Abnormalities of coagulation parameters

  • Hypofibrinogenemia: Hypofibrinogenemia, or fibrinogen level below 100 mg/dl, is commonly found in patients with acute promyelocytic leukemia. Hypofibrinogenemia is a key component of disseminated intravascular coagulation, which is characterized by widespread clot formation and breakdown. Fibrinogen, also known as factor I of the coagulation cascade, is broken down in patients with acute promyelocytic leukemia, resulting in bleeding complications. Values of less than 100 mg/dl require treatment with cryoprecipitate, which restores fibrinogen levels towards normal range.[4]
  • Elevated prothrombin time (PT): High PT values, typically above 15 seconds, are common in patients with acute promyelocytic leukemia. This is due to disseminated intravascular coagulation, which results in consumption of coagulation factors of the intrinsic and extrinsic coagulation pathways. High PT reflects consumption of factors from the extrinsic pathway, such as factor VII.[4]
  • Elevated partial thromboplastin time (PTT): High PTT values, typically above 40 second, are common in patients with acute promyelocytic leukemia. This is due to disseminated intravascular coagulation, which results in consumption of coagulation factors of the intrinsic and extrinsic coagulation pathways. High PTT reflects consumption of factors from the intrinsic pathway, such as factors XII, XI, IX, and VIII.[4]
  • Elevated thrombin time: Thrombin time measures the conversion of fibrinogen to fibrin, and therefore a high thrombin time is seen in patients with coagulopathy from acute promyelocytic leukemia. Thrombin is also known as factor II of the coagulation cascade and is immediately upstream of fibrinogen.[4]
  • Elevated reptilase time: Reptilase time also measures the conversion of fibrinogen to fibrin, but this test uses a different enzyme, known as reptilase, which is derived from snake venom.
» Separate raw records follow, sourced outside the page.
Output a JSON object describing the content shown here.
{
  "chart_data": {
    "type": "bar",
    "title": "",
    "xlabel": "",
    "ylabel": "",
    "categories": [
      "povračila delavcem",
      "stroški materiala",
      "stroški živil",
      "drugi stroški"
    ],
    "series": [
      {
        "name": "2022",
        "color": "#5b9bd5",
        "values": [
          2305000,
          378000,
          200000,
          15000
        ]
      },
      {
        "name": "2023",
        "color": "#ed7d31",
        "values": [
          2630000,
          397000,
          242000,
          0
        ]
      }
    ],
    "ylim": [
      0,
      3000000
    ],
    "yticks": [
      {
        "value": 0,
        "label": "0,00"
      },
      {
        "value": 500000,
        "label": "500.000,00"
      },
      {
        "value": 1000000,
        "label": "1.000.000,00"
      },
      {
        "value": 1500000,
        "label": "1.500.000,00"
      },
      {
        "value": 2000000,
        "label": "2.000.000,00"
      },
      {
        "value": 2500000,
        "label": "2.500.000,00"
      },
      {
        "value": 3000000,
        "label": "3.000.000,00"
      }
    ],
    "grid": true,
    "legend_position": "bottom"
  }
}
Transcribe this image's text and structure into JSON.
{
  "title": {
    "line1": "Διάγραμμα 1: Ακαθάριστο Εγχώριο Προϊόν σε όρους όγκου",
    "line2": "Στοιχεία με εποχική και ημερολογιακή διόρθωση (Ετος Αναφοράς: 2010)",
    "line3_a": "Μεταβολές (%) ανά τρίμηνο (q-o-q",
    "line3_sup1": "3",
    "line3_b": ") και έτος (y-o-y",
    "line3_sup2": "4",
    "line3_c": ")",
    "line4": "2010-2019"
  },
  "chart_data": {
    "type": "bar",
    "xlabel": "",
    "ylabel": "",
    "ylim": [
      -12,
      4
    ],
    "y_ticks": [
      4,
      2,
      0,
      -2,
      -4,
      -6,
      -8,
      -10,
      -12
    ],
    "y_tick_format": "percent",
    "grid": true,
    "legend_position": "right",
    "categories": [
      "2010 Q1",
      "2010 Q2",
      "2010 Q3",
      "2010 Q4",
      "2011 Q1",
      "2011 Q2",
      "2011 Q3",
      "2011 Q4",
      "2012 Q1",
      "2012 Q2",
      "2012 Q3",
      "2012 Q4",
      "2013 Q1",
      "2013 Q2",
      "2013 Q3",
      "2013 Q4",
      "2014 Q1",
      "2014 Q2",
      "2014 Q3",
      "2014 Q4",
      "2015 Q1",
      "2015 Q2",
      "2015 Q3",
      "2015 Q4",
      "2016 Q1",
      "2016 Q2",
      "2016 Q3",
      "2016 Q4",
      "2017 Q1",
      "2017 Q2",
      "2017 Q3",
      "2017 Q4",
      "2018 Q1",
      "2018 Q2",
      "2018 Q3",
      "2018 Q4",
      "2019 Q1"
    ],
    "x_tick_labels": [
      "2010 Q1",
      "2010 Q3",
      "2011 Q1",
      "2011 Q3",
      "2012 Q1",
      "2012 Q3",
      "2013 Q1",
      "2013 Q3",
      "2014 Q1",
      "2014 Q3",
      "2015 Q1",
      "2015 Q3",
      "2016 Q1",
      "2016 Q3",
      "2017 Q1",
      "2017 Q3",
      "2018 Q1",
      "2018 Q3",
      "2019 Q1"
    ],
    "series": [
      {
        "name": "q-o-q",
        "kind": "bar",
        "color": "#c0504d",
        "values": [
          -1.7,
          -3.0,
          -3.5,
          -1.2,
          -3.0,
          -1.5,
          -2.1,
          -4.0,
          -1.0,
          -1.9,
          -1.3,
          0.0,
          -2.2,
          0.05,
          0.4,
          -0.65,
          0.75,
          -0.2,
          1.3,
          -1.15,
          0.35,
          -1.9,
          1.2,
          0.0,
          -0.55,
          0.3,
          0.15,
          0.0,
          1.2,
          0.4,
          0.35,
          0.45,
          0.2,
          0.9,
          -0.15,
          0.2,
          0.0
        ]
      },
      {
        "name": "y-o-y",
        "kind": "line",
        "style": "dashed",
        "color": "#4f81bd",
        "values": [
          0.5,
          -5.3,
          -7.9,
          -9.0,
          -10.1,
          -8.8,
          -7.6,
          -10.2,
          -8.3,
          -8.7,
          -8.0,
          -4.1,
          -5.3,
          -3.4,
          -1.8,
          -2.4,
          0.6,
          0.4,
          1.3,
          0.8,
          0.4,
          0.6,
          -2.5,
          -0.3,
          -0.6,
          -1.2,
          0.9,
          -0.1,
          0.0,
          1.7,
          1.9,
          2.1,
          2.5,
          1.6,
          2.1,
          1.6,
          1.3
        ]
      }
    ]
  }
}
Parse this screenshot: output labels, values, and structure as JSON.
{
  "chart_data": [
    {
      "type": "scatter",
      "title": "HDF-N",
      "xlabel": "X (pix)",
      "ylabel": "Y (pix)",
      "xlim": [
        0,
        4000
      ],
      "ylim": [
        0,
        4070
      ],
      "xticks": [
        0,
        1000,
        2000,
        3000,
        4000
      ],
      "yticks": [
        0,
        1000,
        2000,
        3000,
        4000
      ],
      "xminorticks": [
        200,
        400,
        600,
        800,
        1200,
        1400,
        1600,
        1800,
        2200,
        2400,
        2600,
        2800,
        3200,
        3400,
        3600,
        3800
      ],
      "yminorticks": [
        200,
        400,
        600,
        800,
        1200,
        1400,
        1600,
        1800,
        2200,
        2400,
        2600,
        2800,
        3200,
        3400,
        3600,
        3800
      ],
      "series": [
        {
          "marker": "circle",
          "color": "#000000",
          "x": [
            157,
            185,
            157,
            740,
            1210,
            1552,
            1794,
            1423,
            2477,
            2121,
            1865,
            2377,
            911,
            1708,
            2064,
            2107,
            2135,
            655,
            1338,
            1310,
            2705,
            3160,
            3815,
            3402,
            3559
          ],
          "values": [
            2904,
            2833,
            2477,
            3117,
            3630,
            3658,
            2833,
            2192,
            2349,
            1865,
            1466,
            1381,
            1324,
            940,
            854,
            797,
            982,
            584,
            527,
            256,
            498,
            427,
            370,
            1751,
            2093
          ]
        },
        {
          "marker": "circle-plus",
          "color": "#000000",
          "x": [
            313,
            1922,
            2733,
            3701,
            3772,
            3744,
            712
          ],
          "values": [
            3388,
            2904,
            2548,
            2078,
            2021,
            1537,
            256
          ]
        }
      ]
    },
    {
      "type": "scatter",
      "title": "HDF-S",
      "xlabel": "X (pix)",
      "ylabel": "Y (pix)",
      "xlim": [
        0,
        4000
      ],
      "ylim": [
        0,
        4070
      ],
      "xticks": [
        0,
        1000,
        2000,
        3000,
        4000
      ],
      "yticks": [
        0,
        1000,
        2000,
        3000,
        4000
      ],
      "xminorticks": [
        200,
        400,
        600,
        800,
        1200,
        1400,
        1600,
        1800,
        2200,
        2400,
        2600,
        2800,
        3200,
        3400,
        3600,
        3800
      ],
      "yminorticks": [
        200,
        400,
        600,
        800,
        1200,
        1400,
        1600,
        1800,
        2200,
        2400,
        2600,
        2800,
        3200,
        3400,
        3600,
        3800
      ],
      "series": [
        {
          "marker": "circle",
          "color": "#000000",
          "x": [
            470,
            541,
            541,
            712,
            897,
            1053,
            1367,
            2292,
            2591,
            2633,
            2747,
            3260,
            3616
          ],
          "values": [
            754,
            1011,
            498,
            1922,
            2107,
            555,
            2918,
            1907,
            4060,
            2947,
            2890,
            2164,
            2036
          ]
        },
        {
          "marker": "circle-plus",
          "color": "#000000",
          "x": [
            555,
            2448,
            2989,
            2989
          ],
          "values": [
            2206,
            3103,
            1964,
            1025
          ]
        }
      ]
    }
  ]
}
The unique feature of the reptilase time is that it can be used to differentiate high PTT caused by heparin effect: the reptilase time is not sensitive to heparin. Reptilase time is high in patients with coagulopathy from acute promyelocytic leukemia.
  • Elevated D-dimer: D-dimer measures simulataneous clot formation and breakdown. Elevated D-dimer is not specific to acute promyelocytic leukemia, as it can be found in patients with obstetric complications (eclampsia and amniotic fluid embolism) or sepsis from Neisseria meningitides. Elevated D-dimer is very sensitive for an underlying coagulopathy and is an excellent test for ruling out a hematologic condition is the pre-test probability is low. D-dimer is elevated in the majority of cases of acute promyelocytic leukemia.[5]

References

  1. Brodsky RA, Jones RJ (October 2004). "Riddle: what do aplastic anemia, acute promyelocytic leukemia, and chronic myeloid leukemia have in common?". Leukemia. 18 (10): 1740–2. doi:10.1038/sj.leu.2403487. PMID 15356647.
  2. Lee HJ, Park HJ, Kim HW, Park SG (December 2013). "Comparison of laboratory characteristics between acute promyelocytic leukemia and other subtypes of acute myeloid leukemia with disseminated intravascular coagulation". Blood Res. 48 (4): 250–3. doi:10.5045/br.2013.48.4.250. PMC 3894382. PMID 24466548.
  3. Jillella AP, Arellano ML, Heffner LT, Gaddh M, Langston AA, Khoury HJ, Mangoankar A, Kota VK (September 2017). "Managing acute promyelocytic leukemia in patients belonging to the Jehovah's Witness congregation". Hematol Rep. 9 (3): 7083. doi:10.4081/hr.2017.7083. PMC 5641824. PMID 29071052.
  4. 4.0 4.1 4.2 4.3 Franchini M, Lippi G, Manzato F (2006). "Recent acquisitions in the pathophysiology, diagnosis and treatment of disseminated intravascular coagulation". Thromb J. 4: 4. doi:10.1186/1477-9560-4-4. PMC 1402263. PMID 16504043.
  5. Bassi SC, Rego EM (2012). "Molecular basis for the diagnosis and treatment of acute promyelocytic leukemia". Rev Bras Hematol Hemoter. 34 (2): 134–9. doi:10.5581/1516-8484.20120033. PMC 3459394. PMID 23049403.